Камаз, не утруждая себя военными хитростями, обернул огромный кулак курткой и саданул по балконной двери. Стекло с треском посыпалось вниз, бригадир тут же сунул в дыру лапу и отворил запор.
Камаз с Черягой бросились внутрь, через секунду Денис, прекрасно ориентировавшийся в квартире, включил свет в спальне.
В спальне царил кавардак, подобающий жилищу холостяка. Одеяло торчало колом, из растворенного шкафа свисало грязное белье, рядом с кроватью стоял столик на колесах с остатками ужина на двоих. Сама же кровать была пуста: Неклясов еще не возвращался домой или ночевал в другом месте.
Черяга с Камазом обегали всю квартиру и наконец вышли на лестничную клетку, прихватив с гвоздика в прихожей запасной комплект ключей. В соседней квартире все было спокойно. Миша Лазарев, с изумленным выражением лица, заканчивал разговор с шефом.

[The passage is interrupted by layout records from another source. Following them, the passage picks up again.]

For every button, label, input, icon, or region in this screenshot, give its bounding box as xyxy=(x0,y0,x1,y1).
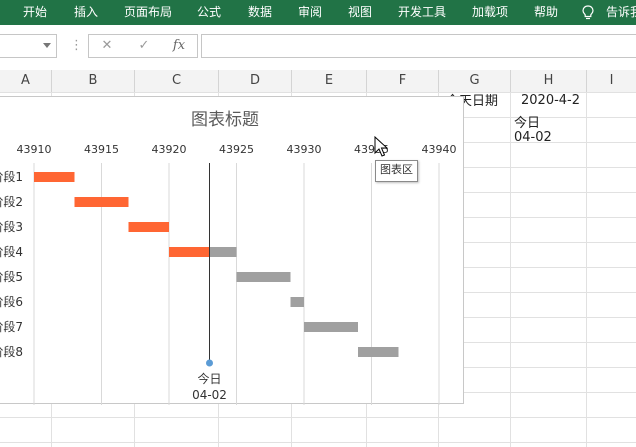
x-tick-label: 43915 xyxy=(84,143,119,156)
tab-help[interactable]: 帮助 xyxy=(534,0,558,25)
column-header-b[interactable]: B xyxy=(52,70,135,92)
tab-data[interactable]: 数据 xyxy=(248,0,272,25)
gantt-bar-remaining[interactable] xyxy=(236,272,291,282)
x-tick-label: 43930 xyxy=(287,143,322,156)
column-header-c[interactable]: C xyxy=(135,70,219,92)
x-tick-label: 43920 xyxy=(152,143,187,156)
category-label: 阶段4 xyxy=(0,244,23,259)
cancel-icon[interactable]: ✕ xyxy=(94,35,120,57)
tab-addins[interactable]: 加载项 xyxy=(472,0,508,25)
tab-review[interactable]: 审阅 xyxy=(298,0,322,25)
formula-input[interactable] xyxy=(201,34,636,58)
lightbulb-icon[interactable] xyxy=(582,5,594,20)
gantt-bar-remaining[interactable] xyxy=(304,322,358,332)
tab-page-layout[interactable]: 页面布局 xyxy=(124,0,172,25)
column-header-d[interactable]: D xyxy=(219,70,292,92)
chart-area[interactable]: 图表标题 43910 43915 43920 43925 43930 43935 43940… xyxy=(0,96,464,405)
column-header-e[interactable]: E xyxy=(292,70,367,92)
category-label: 阶段8 xyxy=(0,344,23,359)
gantt-bar-done[interactable] xyxy=(128,222,170,232)
gantt-bar-remaining[interactable] xyxy=(358,347,399,357)
mouse-cursor-icon xyxy=(374,136,388,157)
tell-me-search[interactable]: 告诉我 xyxy=(606,0,636,25)
enter-icon[interactable]: ✓ xyxy=(131,35,157,57)
column-header-i[interactable]: I xyxy=(587,70,636,92)
cell-h2-line2[interactable]: 04-02 xyxy=(514,130,552,145)
today-label-line1: 今日 xyxy=(197,371,221,386)
gantt-bar-done[interactable] xyxy=(169,247,210,257)
chart-title[interactable]: 图表标题 xyxy=(191,110,259,130)
gantt-bar-done[interactable] xyxy=(34,172,75,182)
formula-bar-area: ⋮ ✕ ✓ fx xyxy=(0,25,636,71)
category-label: 阶段2 xyxy=(0,194,23,209)
gantt-bar-remaining[interactable] xyxy=(209,247,237,257)
today-label-line2: 04-02 xyxy=(192,388,227,402)
tab-home[interactable]: 开始 xyxy=(23,0,47,25)
category-label: 阶段3 xyxy=(0,219,23,234)
column-header-a[interactable]: A xyxy=(0,70,52,92)
column-header-h[interactable]: H xyxy=(511,70,587,92)
ribbon: 开始 插入 页面布局 公式 数据 审阅 视图 开发工具 加载项 帮助 告诉我 xyxy=(0,0,636,25)
category-label: 阶段5 xyxy=(0,269,23,284)
category-label: 阶段6 xyxy=(0,294,23,309)
x-tick-label: 43925 xyxy=(219,143,254,156)
cell-h2-line1[interactable]: 今日 xyxy=(514,112,540,131)
column-header-g[interactable]: G xyxy=(439,70,511,92)
name-box[interactable] xyxy=(0,34,57,58)
column-header-f[interactable]: F xyxy=(367,70,439,92)
category-label: 阶段1 xyxy=(0,169,23,184)
tab-view[interactable]: 视图 xyxy=(348,0,372,25)
formula-buttons: ✕ ✓ fx xyxy=(88,34,198,58)
x-tick-label: 43940 xyxy=(422,143,457,156)
tab-formulas[interactable]: 公式 xyxy=(197,0,221,25)
column-headers: A B C D E F G H I xyxy=(0,70,636,93)
chevron-down-icon[interactable] xyxy=(43,43,51,48)
today-marker-dot[interactable] xyxy=(206,359,213,367)
x-tick-label: 43910 xyxy=(17,143,52,156)
gantt-bar-remaining[interactable] xyxy=(290,297,305,307)
chart-area-tooltip: 图表区 xyxy=(375,160,418,182)
tab-insert[interactable]: 插入 xyxy=(74,0,98,25)
gantt-bar-done[interactable] xyxy=(74,197,129,207)
drag-handle-icon[interactable]: ⋮ xyxy=(70,38,83,53)
gantt-chart[interactable]: 图表标题 43910 43915 43920 43925 43930 43935 43940… xyxy=(0,97,464,405)
cell-h1[interactable]: 2020-4-2 xyxy=(521,93,580,108)
insert-function-icon[interactable]: fx xyxy=(166,35,192,57)
category-label: 阶段7 xyxy=(0,319,23,334)
tab-developer[interactable]: 开发工具 xyxy=(398,0,446,25)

— Его нет, — сообщил Черяга, — где он может быть?
Лазарев покачал головой.
— Не знаю. Он очень поздно приходит, но чтобы так…
— Где он может быть? — заорал Денис.
— Э… э… — а он не в гостинице с девочками?
— Нет.
— Тогда… вилла «Жар-птица», знаете? Или казино, «Алькатрас»… Черяга прикрыл глаза. Шансы найти Неклясова в ночной необъятной Москве таяли, как брошенный в кипяток сахар. Даже если банк еще не знает о происшедшем, к утру ему все будет известно. Шефу службы безопасности «Ивеко» Иннокентию Лучкову достаточно будет позвонить Неклясову — и все…
Н— да. Денис попал в классическую патовую ситуацию. Если начать разыскивать Неклясова силами всей московской службы безопасности, то среди них найдется как минимум один преданный Брелеру стукач… Если вести поиск собственными силами… да с такими силами только афишную тумбу можно отыскать, и то потому, что у нее ножек нет ходить туда-сюда…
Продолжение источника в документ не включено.